A Elo tem como objetivo melhorar a experiência do consumidor, proporcionando ofertas contextuais personalizadas antes que os clientes cheguem ao seu cartão de crédito.

Por exemplo, durante a janela de uma a duas horas em que clientes estão no restaurante, a Elo deseja enviar a clientes promoções de comidas ou bebidas nas quais eles teriam interesse. Isso requer um ambiente de análise em tempo real, que possa processar dados de fontes como canais sociais ou beacons comerciais, sinalizando informações sobre os comportamentos e locais ao vivo dos consumidores.

A infraestrutura de gerenciamento de dados herdada da Elo não conseguiu fornecer o desempenho ou a escalabilidade para acomodar essas novas fontes de dados. Os usuários corporativos estavam limitados a relatórios inflexíveis e, se os usuários quisessem visualizar dados diferentes ou adicionais, eles precisavam passar pela equipe de dados, o que consumia muito tempo. Eles precisam de quatro a cinco DBAs apenas para atender a todas as solicitações de relatórios.

3) Telefônica

Ganhando um aumento de dois dígitos na satisfação do cliente.
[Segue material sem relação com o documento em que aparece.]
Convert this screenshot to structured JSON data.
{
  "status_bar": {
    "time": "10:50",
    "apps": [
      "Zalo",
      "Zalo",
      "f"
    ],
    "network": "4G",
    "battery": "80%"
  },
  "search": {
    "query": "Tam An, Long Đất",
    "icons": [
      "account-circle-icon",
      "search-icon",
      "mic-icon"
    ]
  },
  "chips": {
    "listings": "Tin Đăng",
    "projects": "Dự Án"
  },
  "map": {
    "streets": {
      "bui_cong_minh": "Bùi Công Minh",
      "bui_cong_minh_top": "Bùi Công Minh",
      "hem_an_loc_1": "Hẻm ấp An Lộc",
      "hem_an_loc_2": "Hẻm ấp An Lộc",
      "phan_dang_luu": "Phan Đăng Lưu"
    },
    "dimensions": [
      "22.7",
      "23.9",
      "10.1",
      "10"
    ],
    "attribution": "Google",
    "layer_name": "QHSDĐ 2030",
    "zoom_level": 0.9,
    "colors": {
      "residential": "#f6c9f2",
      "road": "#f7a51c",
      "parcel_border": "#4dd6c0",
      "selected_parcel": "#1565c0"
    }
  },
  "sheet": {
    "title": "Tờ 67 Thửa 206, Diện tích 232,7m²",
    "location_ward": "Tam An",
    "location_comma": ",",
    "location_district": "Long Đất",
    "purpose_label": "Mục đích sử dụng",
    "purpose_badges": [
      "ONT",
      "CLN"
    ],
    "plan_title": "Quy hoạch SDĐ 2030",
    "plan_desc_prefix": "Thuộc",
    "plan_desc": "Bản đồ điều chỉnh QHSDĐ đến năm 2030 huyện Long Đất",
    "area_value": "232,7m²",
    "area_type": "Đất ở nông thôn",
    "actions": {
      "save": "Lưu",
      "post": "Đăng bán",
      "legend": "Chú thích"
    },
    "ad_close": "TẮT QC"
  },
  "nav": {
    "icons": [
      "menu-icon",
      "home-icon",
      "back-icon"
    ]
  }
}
O desafio da Telefônica Espanha com o projeto de Big Data era oferecer uma melhor qualidade melhorando a experiência dos usuários e, com isso, se tornar uma empresa voltada a dados ponto fundamental para alcançar o objetivo.

Mas, para obter mais informações sobre os clientes, a organização precisava de uma maior capacidade para analisar um grande volume de dados em tempo real. “Se quiséssemos lidar com mais de dez bilhões de registros por dia, o custo era impraticável com outras técnicas além de uma plataforma de Big Data”, disse Carlos Morrás.

“Data is the new gold of the 21st century.”

Carlos Morrás, manager of Innovation, Big Data and Processes in Telefónica Spain.

[youtube https://www.youtube.com/watch?v=EWujagA9znY?rel=0&controls=0&showinfo=0]

 

Conclusão

 

Curtiu? Mostramos nesse artigo a evolução do hype do termo Big Data e o que essa tecnologia realmente se propõe ao potencializar as instituições privadas e públicas.

A tendência é que cada vez mais empresas a utilizem essa tecnologia, segundo o relatório “Latin American Big Data and Analytics (BDA) market”, até 2023, esse mercado promete crescer 19,2% ao ano.

O principal motivo para todo esse crescimento nos próximos anos, será a proliferação da Internet das Coisas (IoT), que necessita capturar e analisar dados em tempo real, gerando um grande volume de informações.

O fato é que as organizações que apostam na construção e expansão de ativos de Big Data podem se beneficiar com as oportunidades que as informações trazem, gerando insights e melhorando a experiência do consumidor.

Você tem interesse em conhecer mais sobre esse universo? Fica ligado, teremos mais artigos sobre Big Data!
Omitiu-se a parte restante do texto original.